Association Between Symptom Burden and Time to Hospitalization, Nursing Home Placement, and Death Among the Chronically Ill Urban Homebound.
Homebound adults experience significant symptom burden.
To examine demographic and clinical characteristics associated with high symptom burden in the homebound, and to examine associations between symptom burden and time to hospitalization, nursing home placement, and death.
Three hundred eighteen patients newly enrolled in the Mount Sinai Visiting Doctors Program, an urban home-based primary care program, were studied. Patient sociodemographic characteristics, symptom burden (measured via the Edmonton Symptom Assessment Scale), and incidents of hospitalization, nursing home placement, and death were collected via medical chart review. Multivariate Cox proportional hazards models were used to analyze the effect of high symptom burden on time to first hospitalization, nursing home placement, and death.

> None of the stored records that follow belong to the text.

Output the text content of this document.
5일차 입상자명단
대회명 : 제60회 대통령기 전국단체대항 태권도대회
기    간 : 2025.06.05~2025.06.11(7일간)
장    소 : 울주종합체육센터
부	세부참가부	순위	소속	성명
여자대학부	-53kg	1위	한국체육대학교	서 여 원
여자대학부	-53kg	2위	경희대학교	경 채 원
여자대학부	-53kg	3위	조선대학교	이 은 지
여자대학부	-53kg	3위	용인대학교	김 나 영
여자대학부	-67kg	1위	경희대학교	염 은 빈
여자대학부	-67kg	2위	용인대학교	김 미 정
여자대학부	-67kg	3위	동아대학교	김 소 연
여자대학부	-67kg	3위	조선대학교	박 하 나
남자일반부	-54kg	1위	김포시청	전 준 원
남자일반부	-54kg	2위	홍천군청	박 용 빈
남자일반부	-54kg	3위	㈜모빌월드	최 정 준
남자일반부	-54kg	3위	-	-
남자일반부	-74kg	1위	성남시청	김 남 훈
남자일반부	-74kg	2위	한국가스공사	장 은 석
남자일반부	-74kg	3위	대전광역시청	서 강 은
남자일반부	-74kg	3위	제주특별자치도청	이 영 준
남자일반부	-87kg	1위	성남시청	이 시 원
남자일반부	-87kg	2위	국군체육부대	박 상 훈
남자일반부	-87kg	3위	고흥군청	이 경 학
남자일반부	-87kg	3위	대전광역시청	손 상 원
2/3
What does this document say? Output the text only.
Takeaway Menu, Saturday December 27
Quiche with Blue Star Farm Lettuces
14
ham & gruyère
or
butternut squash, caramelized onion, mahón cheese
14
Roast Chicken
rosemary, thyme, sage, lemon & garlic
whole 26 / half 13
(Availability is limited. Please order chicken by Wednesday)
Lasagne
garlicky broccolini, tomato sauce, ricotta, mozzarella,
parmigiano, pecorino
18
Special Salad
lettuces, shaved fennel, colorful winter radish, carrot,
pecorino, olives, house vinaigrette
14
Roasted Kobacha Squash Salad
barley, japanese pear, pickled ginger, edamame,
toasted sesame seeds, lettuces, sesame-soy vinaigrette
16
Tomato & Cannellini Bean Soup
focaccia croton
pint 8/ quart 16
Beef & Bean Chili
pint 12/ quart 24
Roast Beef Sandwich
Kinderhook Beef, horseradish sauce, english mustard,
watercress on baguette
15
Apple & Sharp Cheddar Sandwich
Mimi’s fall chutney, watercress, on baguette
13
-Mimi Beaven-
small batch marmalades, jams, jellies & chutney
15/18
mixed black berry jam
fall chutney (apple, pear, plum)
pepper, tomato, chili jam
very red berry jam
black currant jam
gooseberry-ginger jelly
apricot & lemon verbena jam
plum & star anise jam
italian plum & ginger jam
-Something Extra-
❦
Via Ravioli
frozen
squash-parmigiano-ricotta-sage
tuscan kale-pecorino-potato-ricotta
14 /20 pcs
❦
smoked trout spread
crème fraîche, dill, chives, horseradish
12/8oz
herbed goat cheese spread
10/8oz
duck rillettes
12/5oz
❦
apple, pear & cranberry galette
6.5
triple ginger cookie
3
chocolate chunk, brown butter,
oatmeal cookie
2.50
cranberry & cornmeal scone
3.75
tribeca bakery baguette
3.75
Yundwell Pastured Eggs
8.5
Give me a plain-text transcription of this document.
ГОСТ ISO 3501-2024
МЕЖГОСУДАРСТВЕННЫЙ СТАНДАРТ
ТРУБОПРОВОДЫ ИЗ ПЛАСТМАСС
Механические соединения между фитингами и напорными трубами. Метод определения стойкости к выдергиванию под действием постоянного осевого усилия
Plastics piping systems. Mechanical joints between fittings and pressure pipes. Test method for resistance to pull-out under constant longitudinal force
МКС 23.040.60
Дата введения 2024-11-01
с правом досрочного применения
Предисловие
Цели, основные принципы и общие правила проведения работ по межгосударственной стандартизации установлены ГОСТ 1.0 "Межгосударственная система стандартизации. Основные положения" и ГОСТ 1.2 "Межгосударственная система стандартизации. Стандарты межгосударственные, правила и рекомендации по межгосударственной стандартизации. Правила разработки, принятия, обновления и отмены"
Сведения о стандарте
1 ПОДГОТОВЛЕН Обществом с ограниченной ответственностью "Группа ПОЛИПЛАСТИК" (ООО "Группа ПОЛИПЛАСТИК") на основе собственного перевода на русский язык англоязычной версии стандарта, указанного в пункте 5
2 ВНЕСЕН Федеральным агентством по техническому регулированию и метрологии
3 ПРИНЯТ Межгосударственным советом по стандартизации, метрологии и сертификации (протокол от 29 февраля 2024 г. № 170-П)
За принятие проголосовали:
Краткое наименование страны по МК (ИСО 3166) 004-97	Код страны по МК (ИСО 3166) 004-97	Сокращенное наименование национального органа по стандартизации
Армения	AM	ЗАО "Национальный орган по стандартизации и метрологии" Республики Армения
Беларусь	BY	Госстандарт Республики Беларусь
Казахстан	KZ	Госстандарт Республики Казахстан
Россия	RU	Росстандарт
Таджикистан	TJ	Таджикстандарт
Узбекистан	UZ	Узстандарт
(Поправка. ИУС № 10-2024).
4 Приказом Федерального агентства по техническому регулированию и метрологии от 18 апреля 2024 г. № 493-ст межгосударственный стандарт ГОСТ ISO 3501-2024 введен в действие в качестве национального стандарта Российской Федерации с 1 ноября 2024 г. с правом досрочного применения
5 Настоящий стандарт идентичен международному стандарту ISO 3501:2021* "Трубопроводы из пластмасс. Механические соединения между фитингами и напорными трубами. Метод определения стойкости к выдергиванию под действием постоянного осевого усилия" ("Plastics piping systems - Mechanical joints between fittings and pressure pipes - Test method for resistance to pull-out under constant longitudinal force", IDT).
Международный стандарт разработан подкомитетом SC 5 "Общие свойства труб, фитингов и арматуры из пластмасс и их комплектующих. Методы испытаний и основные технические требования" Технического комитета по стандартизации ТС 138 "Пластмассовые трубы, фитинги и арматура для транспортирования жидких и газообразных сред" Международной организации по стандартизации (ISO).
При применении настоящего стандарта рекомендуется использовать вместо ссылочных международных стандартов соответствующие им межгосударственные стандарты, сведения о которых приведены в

Of the study sample, 45% had severe symptom burden (i.e., Edmonton Symptom Assessment Scale score >6 on at least one symptom). Patients with severe symptom burden were younger (82.0 vs. 85.5 years, P < 0.01), had more comorbid conditions (3.2 vs. 2.5 Charlson score, P < 0.01), higher prevalence of depression (43.4% vs. 12.0%, P < 0.01), lower prevalence of dementia (34.3% vs. 60.6%, P < 0.01), and used fewer hours of home health services (73.6 vs. 94.4 hours/wk, P < 0.01). Severe symptom burden was associated with a shorter time to first hospitalization (hazard ratio = 1.51, 95% CI 1.06-2.15) in adjusted models but had no association with time to nursing home placement or death.
The homebound with severe symptom burden represents a unique cohort of patients who are at increased risk of hospitalization. Tailored symptom management via home-based primary and palliative care programs may prevent unnecessary health care utilization in this population.